Цель статьи — систематизировать данные о роли мотивационной регуляции в преодолении ПТСР у участников боевых действий, предложить интегративную модель и обозначить практические выводы для клинической работы и программ реабилитации.
Теоретические основания мотивационной регуляции
- Теория самодетерминации (Self-Determination Theory, SDT). SDT выделяет автономную и контролируемую мотивацию; поддержание автономии, компетентности и связанности предсказывает устойчивость, благополучие и настойчивость в преодолении трудных задач. В контексте ПТСР автономная мотивация ассоциируется с большей приверженностью лечению и меньшим избеганием, тогда как контролирующее давление усиливает сопротивление и симптоматику.
- Самоэффективность и ожидания исхода (Bandura). Убежденность в собственной способности справляться с тревожными стимулами (mastery experiences) повышает готовность к экспозиции, уменьшает деморализацию и поддерживает активные стратегии совладания.
- Регуляторная фокусировка (Higgins). Преобладание фокуса на продвижении (достижение ценностей и целей) связано с подход-ориентированным поведением, тогда как фокус на предотвращении повышает избегание и тревожную настороженность. При ПТСР смещение в сторону предотвращения может стабилизировать симптомы, препятствуя терапевтической экспозиции.
- Теория надежды (Snyder). Надежда как сочетание агентности (воли) и путей (стратегий) критична для поддержания усилий в долгосрочной терапии. Дефицит одного из компонентов ведет к отказу от попыток и рецидивам.
- Сохранение ресурсов (Hobfoll).
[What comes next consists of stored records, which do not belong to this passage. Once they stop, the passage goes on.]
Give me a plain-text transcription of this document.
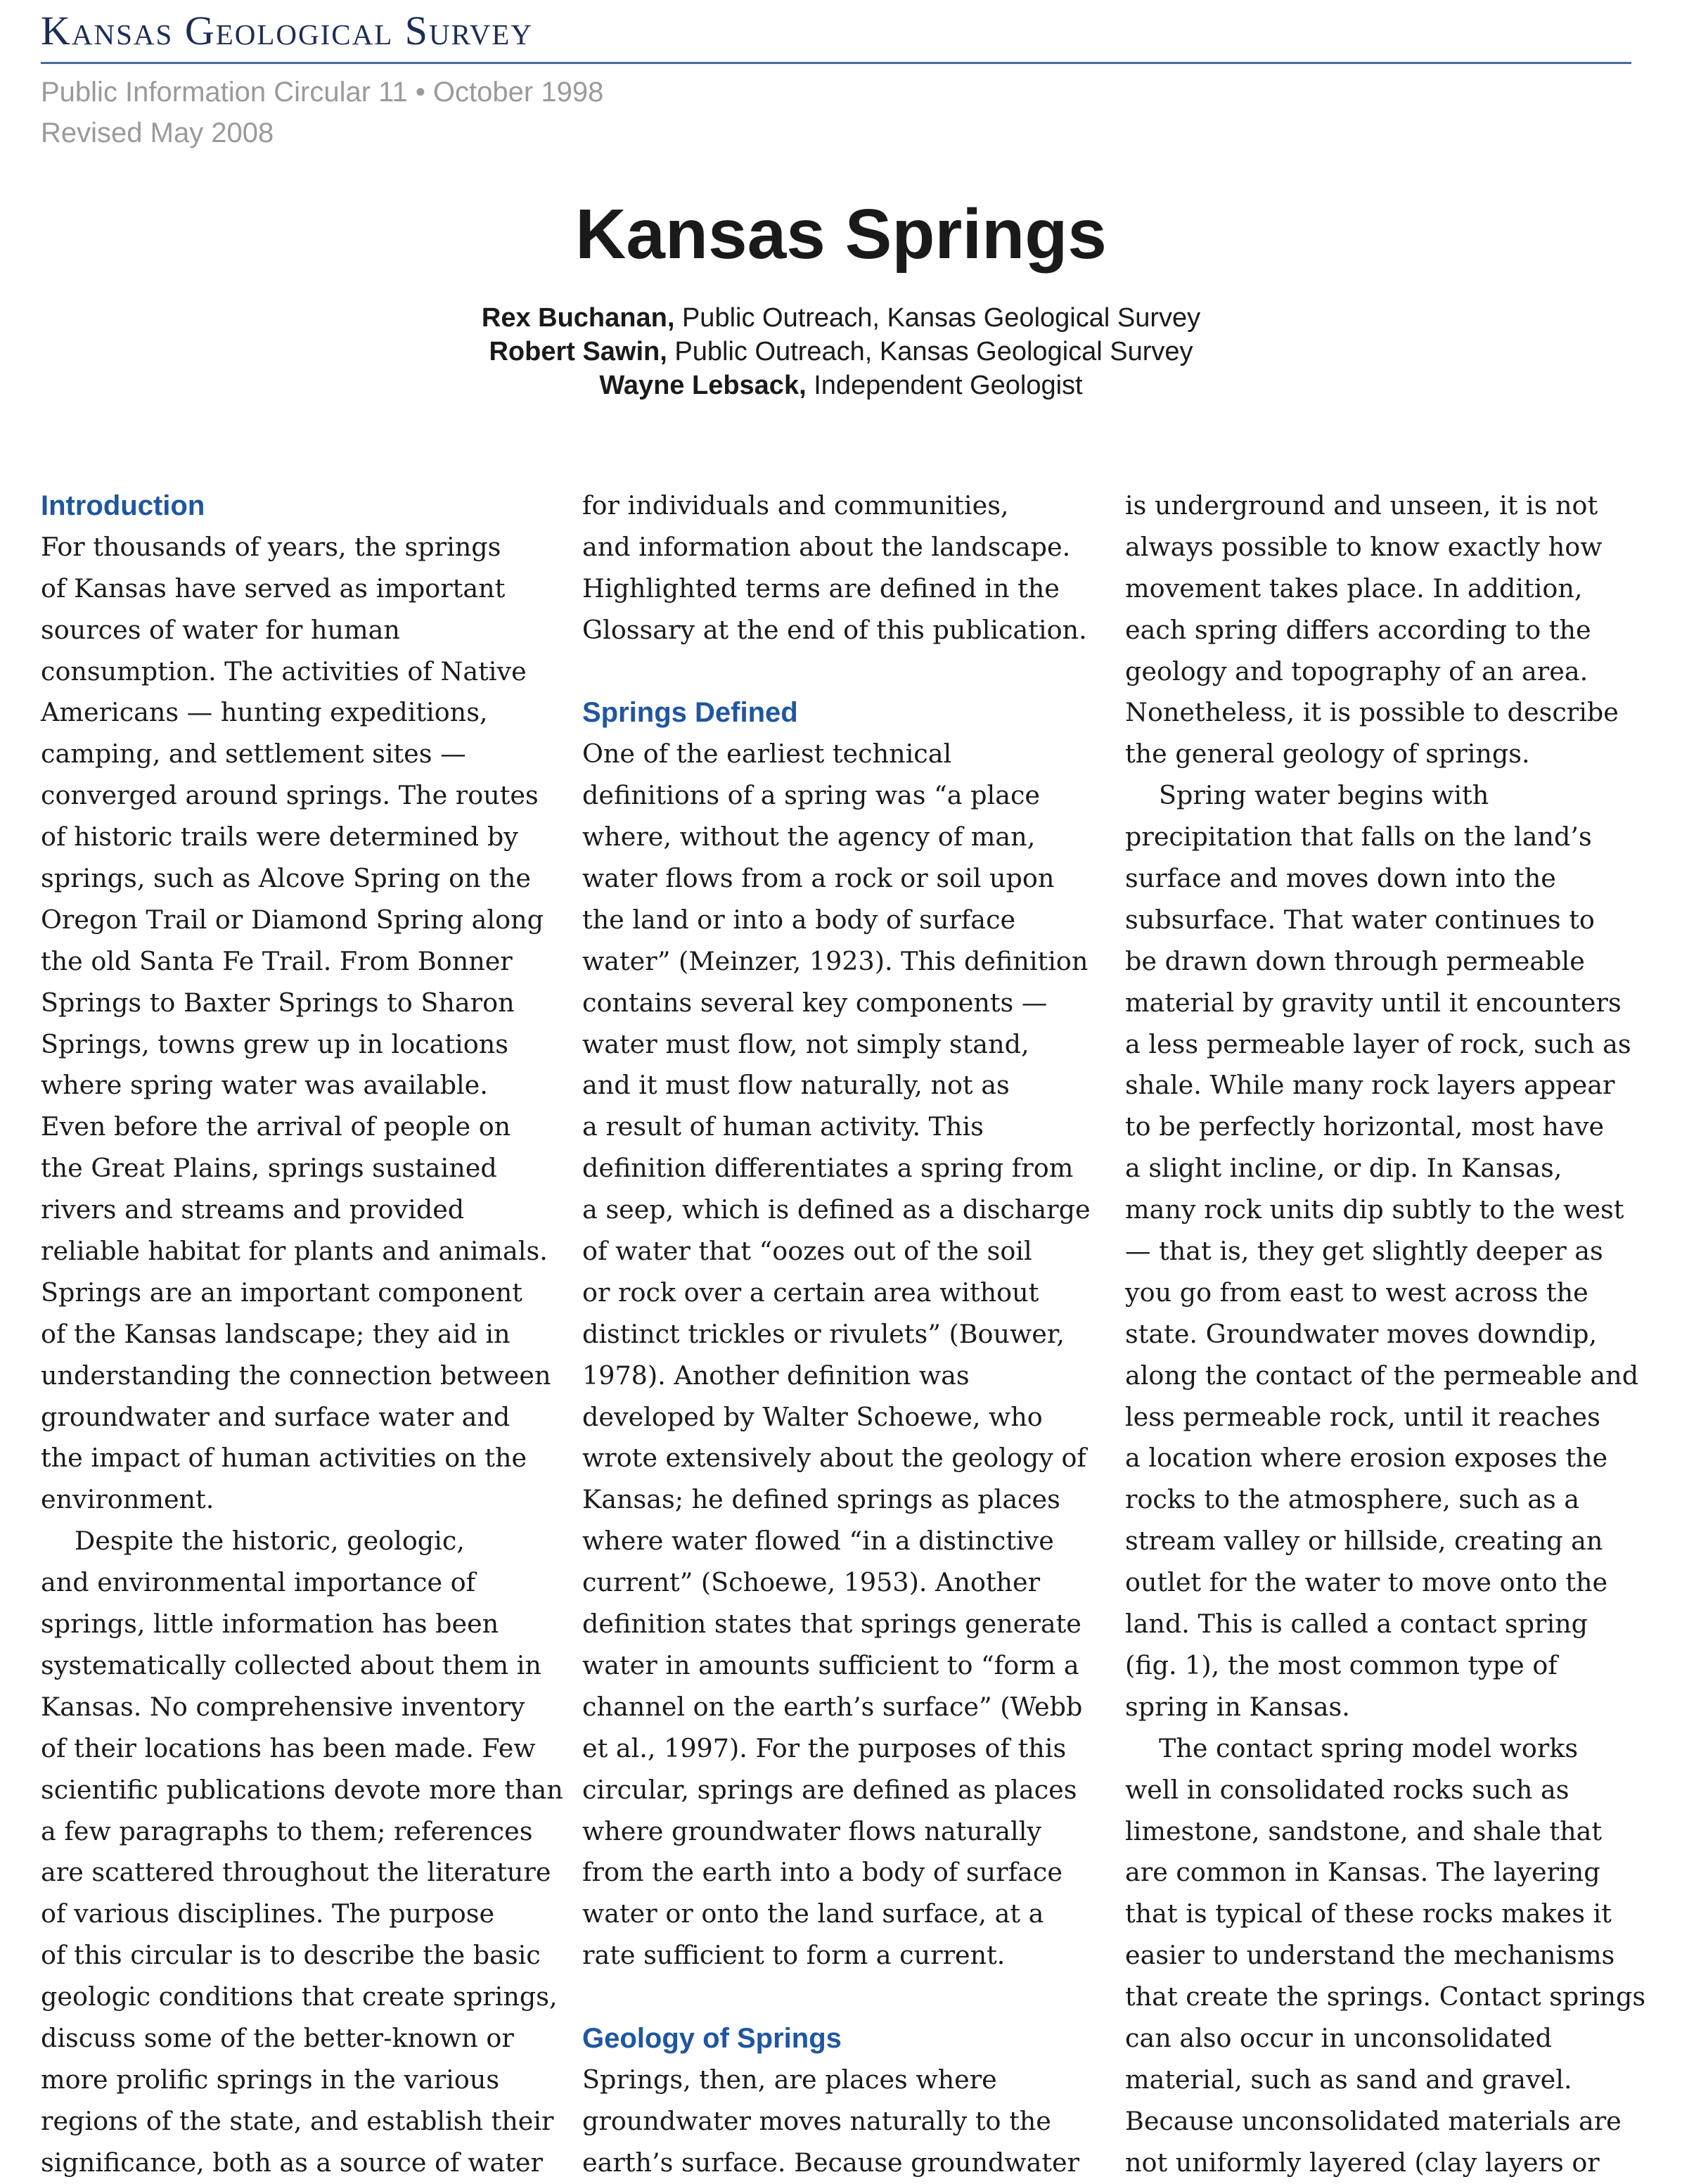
Kansas Geological Survey
Public Information Circular 11 • October 1998
Revised May 2008
Kansas Springs
Rex Buchanan, Public Outreach, Kansas Geological Survey
Robert Sawin, Public Outreach, Kansas Geological Survey
Wayne Lebsack, Independent Geologist
Introduction
For thousands of years, the springs
of Kansas have served as important
sources of water for human
consumption. The activities of Native
Americans — hunting expeditions,
camping, and settlement sites —
converged around springs. The routes
of historic trails were determined by
springs, such as Alcove Spring on the
Oregon Trail or Diamond Spring along
the old Santa Fe Trail. From Bonner
Springs to Baxter Springs to Sharon
Springs, towns grew up in locations
where spring water was available.
Even before the arrival of people on
the Great Plains, springs sustained
rivers and streams and provided
reliable habitat for plants and animals.
Springs are an important component
of the Kansas landscape; they aid in
understanding the connection between
groundwater and surface water and
the impact of human activities on the
environment.
Despite the historic, geologic,
and environmental importance of
springs, little information has been
systematically collected about them in
Kansas. No comprehensive inventory
of their locations has been made. Few
scientific publications devote more than
a few paragraphs to them; references
are scattered throughout the literature
of various disciplines. The purpose
of this circular is to describe the basic
geologic conditions that create springs,
discuss some of the better-known or
more prolific springs in the various
regions of the state, and establish their
significance, both as a source of water
for individuals and communities,
and information about the landscape.
Highlighted terms are defined in the
Glossary at the end of this publication.
Springs Defined
One of the earliest technical
definitions of a spring was “a place
where, without the agency of man,
water flows from a rock or soil upon
the land or into a body of surface
water” (Meinzer, 1923). This definition
contains several key components —
water must flow, not simply stand,
and it must flow naturally, not as
a result of human activity. This
definition differentiates a spring from
a seep, which is defined as a discharge
of water that “oozes out of the soil
or rock over a certain area without
distinct trickles or rivulets” (Bouwer,
1978). Another definition was
developed by Walter Schoewe, who
wrote extensively about the geology of
Kansas; he defined springs as places
where water flowed “in a distinctive
current” (Schoewe, 1953). Another
definition states that springs generate
water in amounts sufficient to “form a
channel on the earth’s surface” (Webb
et al., 1997). For the purposes of this
circular, springs are defined as places
where groundwater flows naturally
from the earth into a body of surface
water or onto the land surface, at a
rate sufficient to form a current.
Geology of Springs
Springs, then, are places where
groundwater moves naturally to the
earth’s surface. Because groundwater
is underground and unseen, it is not
always possible to know exactly how
movement takes place. In addition,
each spring differs according to the
geology and topography of an area.
Nonetheless, it is possible to describe
the general geology of springs.
Spring water begins with
precipitation that falls on the land’s
surface and moves down into the
subsurface. That water continues to
be drawn down through permeable
material by gravity until it encounters
a less permeable layer of rock, such as
shale. While many rock layers appear
to be perfectly horizontal, most have
a slight incline, or dip. In Kansas,
many rock units dip subtly to the west
— that is, they get slightly deeper as
you go from east to west across the
state. Groundwater moves downdip,
along the contact of the permeable and
less permeable rock, until it reaches
a location where erosion exposes the
rocks to the atmosphere, such as a
stream valley or hillside, creating an
outlet for the water to move onto the
land. This is called a contact spring
(fig. 1), the most common type of
spring in Kansas.
The contact spring model works
well in consolidated rocks such as
limestone, sandstone, and shale that
are common in Kansas. The layering
that is typical of these rocks makes it
easier to understand the mechanisms
that create the springs. Contact springs
can also occur in unconsolidated
material, such as sand and gravel.
Because unconsolidated materials are
not uniformly layered (clay layers or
Травма характеризуется потерей ресурсов; мотивация направляется на их сохранение и восстановление. Интервенции, которые быстро восстанавливают ключевые ресурсы (социальная поддержка, контроль, предсказуемость), усиливают мотивацию к лечению.
- Целеполагание и планы реализации (Gollwitzer). Конкретизация целей и формирование планов «если–то» повышают перевод намерений в действия, преодолевая инерцию избегания.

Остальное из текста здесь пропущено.